Let’s take three words: Treviso, Teatro delle Voci, Home Festival; add young, September, punk, rock and fashion trends. Mix all the elements and then make a splash of it with the notes of Ramones.

This is not a cocktail; this could be the suburbs’ darning that often engages Renzo Piano: joining suburbs to the centres of the culture.

Ten years ago, the Theatre ( has been restructured, enabled by Fondazione Cassamarca, according to the European avant-garde theatres’ style: the new Opéra de la Bastille in Paris. There are movable bulkheads and stages on interchangeable elevators that are camouflaged under the floor.

Surely, Alex Milanese is the bet on the future of Davide Florian and Box Record srl, that accepted the challenge of starting up in Veneto, Italy, an international avant-garde theatre of audio and video recording, that is the Teatro delle Voci.

Davide Florian, 30 years old, is a sound assistant and worked in many musical productions; Alex Milanese, 33 years old, is an architect of sound; Giovanni Lodde, drummer and biker, dealt with the Abba Show and now he is also a collaborator of the Theatre.

Following Davide Florian’s style, the Teatro delle Voci

“is an incubator of any artistic and musical kind, where you can commemorate past eras to project them into the future” ,

Alex Milanese would see it as

“an important occasion to have in Treviso national and international production looking for particular acoustics”.

In Giovanni Lodde’s practices, the theatre can host Marky Ramone, the last one of Ramones, the punk-rock band come out from the garage of New York in 1974 to inspire thoughts, life and musics of four generations, including fashion.

Behind the spangles of the fashion business, the crest and the rebellion of the punk made the success of Vivienne Westwood, Rodarte, Karl Lagerfeld for Chanel, Gianni Versace, Riccardo Tisci for Givenchy and the same John Galliano.

Forty years of tartan, black skin, studs, skulls, pink-fuchsia-green-blue-violet hair, piercing, tattoos, crests, Doc Martin plough the catwalks of New York, London, Berlin and the streets of our cities; forty years since the foundation of Ramones.

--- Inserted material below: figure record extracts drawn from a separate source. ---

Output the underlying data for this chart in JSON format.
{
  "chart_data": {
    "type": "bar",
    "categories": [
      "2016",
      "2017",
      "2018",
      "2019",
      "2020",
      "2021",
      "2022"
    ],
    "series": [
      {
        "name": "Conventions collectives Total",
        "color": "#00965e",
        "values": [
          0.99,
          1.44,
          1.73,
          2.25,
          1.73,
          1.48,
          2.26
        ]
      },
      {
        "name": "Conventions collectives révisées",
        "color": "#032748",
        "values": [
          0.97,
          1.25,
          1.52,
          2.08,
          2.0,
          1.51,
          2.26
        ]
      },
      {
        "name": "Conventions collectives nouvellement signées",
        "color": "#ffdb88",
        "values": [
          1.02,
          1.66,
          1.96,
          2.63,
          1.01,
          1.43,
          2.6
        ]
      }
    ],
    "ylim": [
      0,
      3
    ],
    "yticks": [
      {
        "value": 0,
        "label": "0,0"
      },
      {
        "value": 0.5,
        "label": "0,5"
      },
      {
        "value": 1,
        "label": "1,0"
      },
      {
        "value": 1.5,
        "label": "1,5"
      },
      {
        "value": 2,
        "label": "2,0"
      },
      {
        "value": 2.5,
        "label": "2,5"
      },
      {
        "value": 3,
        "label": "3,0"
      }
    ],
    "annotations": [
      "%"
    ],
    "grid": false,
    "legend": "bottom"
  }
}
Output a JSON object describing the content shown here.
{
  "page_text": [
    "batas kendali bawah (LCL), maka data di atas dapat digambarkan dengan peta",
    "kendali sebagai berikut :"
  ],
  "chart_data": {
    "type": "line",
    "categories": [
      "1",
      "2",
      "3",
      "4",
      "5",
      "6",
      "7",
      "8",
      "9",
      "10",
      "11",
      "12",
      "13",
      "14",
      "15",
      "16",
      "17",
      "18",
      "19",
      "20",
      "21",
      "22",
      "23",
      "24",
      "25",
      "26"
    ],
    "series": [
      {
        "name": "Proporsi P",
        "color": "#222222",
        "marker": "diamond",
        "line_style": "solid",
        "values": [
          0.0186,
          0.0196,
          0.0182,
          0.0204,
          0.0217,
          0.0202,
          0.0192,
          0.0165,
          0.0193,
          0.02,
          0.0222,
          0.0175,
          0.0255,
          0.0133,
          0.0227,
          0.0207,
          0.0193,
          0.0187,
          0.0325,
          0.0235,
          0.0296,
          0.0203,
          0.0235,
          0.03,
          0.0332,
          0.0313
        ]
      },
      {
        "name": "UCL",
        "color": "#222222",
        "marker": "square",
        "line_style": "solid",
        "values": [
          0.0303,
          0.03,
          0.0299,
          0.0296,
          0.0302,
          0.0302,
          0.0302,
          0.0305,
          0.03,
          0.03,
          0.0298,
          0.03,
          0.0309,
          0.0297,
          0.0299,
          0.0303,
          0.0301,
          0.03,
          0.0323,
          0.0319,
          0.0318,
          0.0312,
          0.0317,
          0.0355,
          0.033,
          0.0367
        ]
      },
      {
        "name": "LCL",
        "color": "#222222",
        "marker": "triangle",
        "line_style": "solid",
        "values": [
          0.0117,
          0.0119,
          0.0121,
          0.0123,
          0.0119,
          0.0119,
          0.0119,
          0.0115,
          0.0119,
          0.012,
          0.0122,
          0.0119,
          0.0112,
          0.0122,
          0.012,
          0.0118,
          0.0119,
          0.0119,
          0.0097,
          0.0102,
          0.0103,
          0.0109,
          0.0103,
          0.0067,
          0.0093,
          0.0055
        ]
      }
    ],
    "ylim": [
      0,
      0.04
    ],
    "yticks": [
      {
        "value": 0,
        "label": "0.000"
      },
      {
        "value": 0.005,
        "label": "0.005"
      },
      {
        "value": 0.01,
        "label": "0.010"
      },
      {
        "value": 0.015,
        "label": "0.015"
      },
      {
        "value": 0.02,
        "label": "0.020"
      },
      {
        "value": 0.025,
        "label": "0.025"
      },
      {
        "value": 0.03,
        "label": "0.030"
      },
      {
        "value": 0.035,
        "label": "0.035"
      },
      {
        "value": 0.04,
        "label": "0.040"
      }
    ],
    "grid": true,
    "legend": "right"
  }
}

A mood well played by Ringo, speaker and DJ. Indeed, he will follow for Virgin Radio all the events dedicated to Ramones during the four days of the 5th edition of the Home Festival 2014. ( Home Festival, Ramones, Teatro delle Voci.

In Alex Milanese and Davide Florian’s ideas there are, not only punk and rock, but also Venice and the Theatre La Fenice. Cristiano Chiarot, La Fenice’s supervisor, thought about a project to involve young people and the theatre to favor the experimentations. Venetian universities and conservatories didn’t stand by and watch; the Theatre La Fenice will answer the call.